Post
by gordon » Fri Jun 29, 2007 5:50 am
I'm not sure about this, but I think that your gross earnings should be taken as your proper salary. For instance, where I work (in the US), remuneration occurs as follows, for example:
Gross earnings 100 (salary)
+ Employer contribution to government-sponsored social security 6.35 (like your superannuation fund)
+ Employer contribution to contributory retirement 5 (also retirement)
+ Employer contribution to my private health and dental insurance coverage 8
Total remuneration 119.35
The contribution to the government-sponsored social security is mandated, but I cannot claim it as part of my gross earnings, just as I could not claim the employer's (voluntary) contributions to retirement and insurance.

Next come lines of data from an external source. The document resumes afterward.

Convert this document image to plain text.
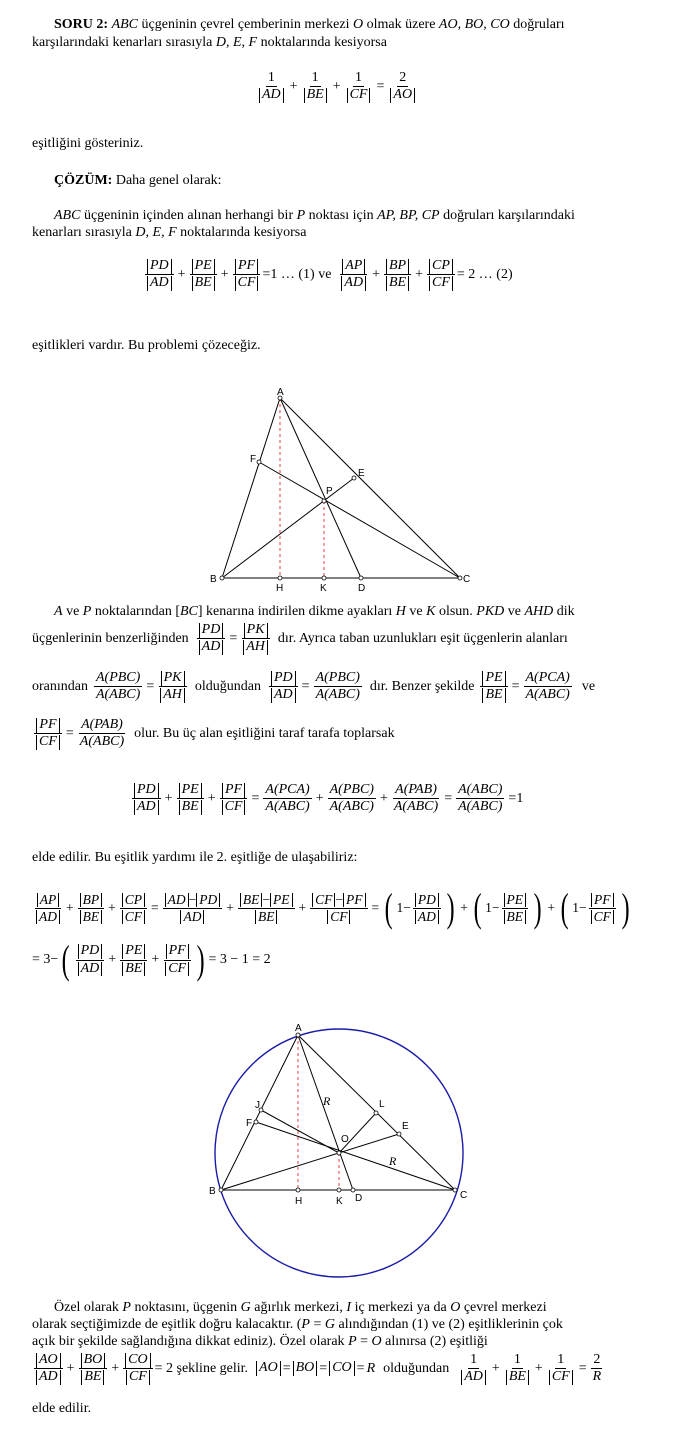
SORU 2: ABC üçgeninin çevrel çemberinin merkezi O olmak üzere AO, BO, CO doğruları
karşılarındaki kenarları sırasıyla D, E, F noktalarında kesiyorsa
$\frac{1}{AD} + \frac{1}{BE} + \frac{1}{CF} = \frac{2}{AO}$
eşitliğini gösteriniz.
ÇÖZÜM: Daha genel olarak:
ABC üçgeninin içinden alınan herhangi bir P noktası için AP, BP, CP doğruları karşılarındaki
kenarları sırasıyla D, E, F noktalarında kesiyorsa
$\frac{PD}{AD} + \frac{PE}{BE} + \frac{PF}{CF} =1$ … (1) ve $\frac{AP}{AD} + \frac{BP}{BE} + \frac{CP}{CF} = 2$ … (2)
eşitlikleri vardır. Bu problemi çözeceğiz.
A
F
E
P
B
H	K	D
C
A ve P noktalarından [BC] kenarına indirilen dikme ayakları H ve K olsun. PKD ve AHD dik
üçgenlerinin benzerliğinden $\frac{PD}{AD} = \frac{PK}{AH}$ dır. Ayrıca taban uzunlukları eşit üçgenlerin alanları
oranından $\frac{\text{A(PBC)}}{\text{A(ABC)}} = \frac{PK}{AH}$ olduğundan $\frac{PD}{AD} = \frac{\text{A(PBC)}}{\text{A(ABC)}}$ dır. Benzer şekilde $\frac{PE}{BE} = \frac{\text{A(PCA)}}{\text{A(ABC)}}$ ve
$\frac{PF}{CF} = \frac{\text{A(PAB)}}{\text{A(ABC)}}$ olur. Bu üç alan eşitliğini taraf tarafa toplarsak
$\frac{PD}{AD} + \frac{PE}{BE} + \frac{PF}{CF} = \frac{\text{A(PCA)}}{\text{A(ABC)}} + \frac{\text{A(PBC)}}{\text{A(ABC)}} + \frac{\text{A(PAB)}}{\text{A(ABC)}} = \frac{\text{A(ABC)}}{\text{A(ABC)}} =1$
elde edilir. Bu eşitlik yardımı ile 2. eşitliğe de ulaşabiliriz:
$\frac{AP}{AD} + \frac{BP}{BE} + \frac{CP}{CF} = \frac{AD - PD}{AD} + \frac{BE - PE}{BE} + \frac{CF - PF}{CF}$ = ( $1- \frac{PD}{AD}$ ) + ( $1- \frac{PE}{BE}$ ) + ( $1- \frac{PF}{CF}$ )
= 3− ( $\frac{PD}{AD} + \frac{PE}{BE} + \frac{PF}{CF}$ ) = 3 − 1 = 2
A
J
F
R	L
E
O
R
B
H	K D	C
Özel olarak P noktasını, üçgenin G ağırlık merkezi, I iç merkezi ya da O çevrel merkezi
olarak seçtiğimizde de eşitlik doğru kalacaktır. (P = G alındığından (1) ve (2) eşitliklerinin çok
açık bir şekilde sağlandığına dikkat ediniz). Özel olarak P = O alınırsa (2) eşitliği
$\frac{AO}{AD} + \frac{BO}{BE} + \frac{CO}{CF} = 2$ şekline gelir. AO = BO = CO = R olduğundan $\frac{1}{AD} + \frac{1}{BE} + \frac{1}{CF} = \frac{2}{R}$
elde edilir.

Gross earnings (100) would be all that I could claim in the HSMP application. In relation to an example as above, does your payslip indicate 'gross earnings' as 100 or 106.35 or something else?

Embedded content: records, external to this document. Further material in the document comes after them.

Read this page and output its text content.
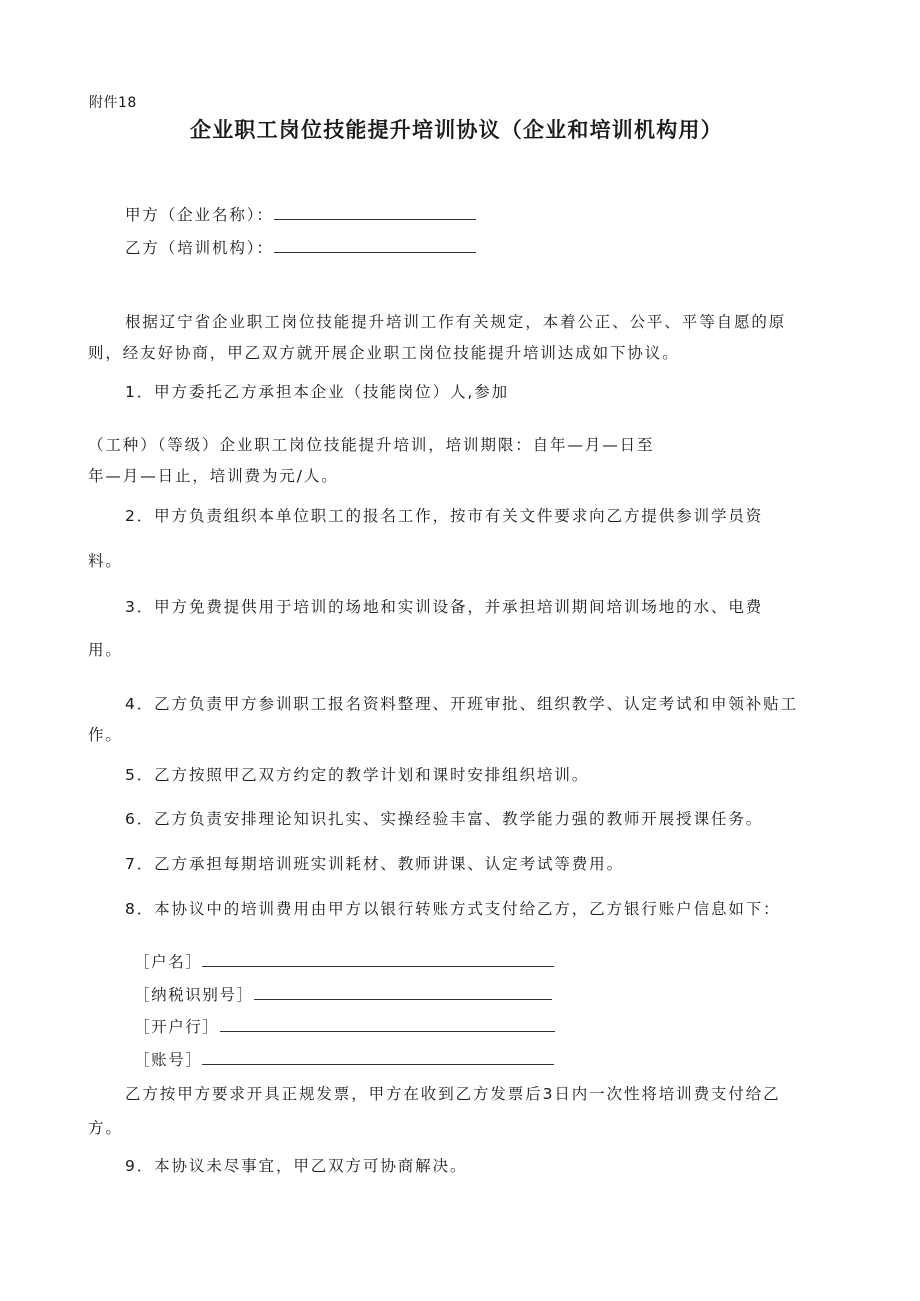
附件18
企业职工岗位技能提升培训协议（企业和培训机构用）
甲方（企业名称）：
乙方（培训机构）：
根据辽宁省企业职工岗位技能提升培训工作有关规定，本着公正、公平、平等自愿的原
则，经友好协商，甲乙双方就开展企业职工岗位技能提升培训达成如下协议。
1．甲方委托乙方承担本企业（技能岗位）人,参加
（工种）（等级）企业职工岗位技能提升培训，培训期限：自年—月—日至
年—月—日止，培训费为元/人。
2．甲方负责组织本单位职工的报名工作，按市有关文件要求向乙方提供参训学员资
料。
3．甲方免费提供用于培训的场地和实训设备，并承担培训期间培训场地的水、电费
用。
4．乙方负责甲方参训职工报名资料整理、开班审批、组织教学、认定考试和申领补贴工
作。
5．乙方按照甲乙双方约定的教学计划和课时安排组织培训。
6．乙方负责安排理论知识扎实、实操经验丰富、教学能力强的教师开展授课任务。
7．乙方承担每期培训班实训耗材、教师讲课、认定考试等费用。
8．本协议中的培训费用由甲方以银行转账方式支付给乙方，乙方银行账户信息如下：
［户名］
［纳税识别号］
［开户行］
［账号］
乙方按甲方要求开具正规发票，甲方在收到乙方发票后3日内一次性将培训费支付给乙
方。
9．本协议未尽事宜，甲乙双方可协商解决。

UK experience can be claimed by earning a UK degree in the last five years or by earning UK income in the last 15 months. I'm not sure that this latter is restricted in any way by location, but from you wrote earlier, the fact that you earned UK income three years ago, as far as I understand it, could not count in this application, unless that income source had continued since then into the 12-month period for which you were claiming income. UK experience implicitly has a time limit (in parallel, those who earned UK degrees more than five years ago can't claim UK experience points either).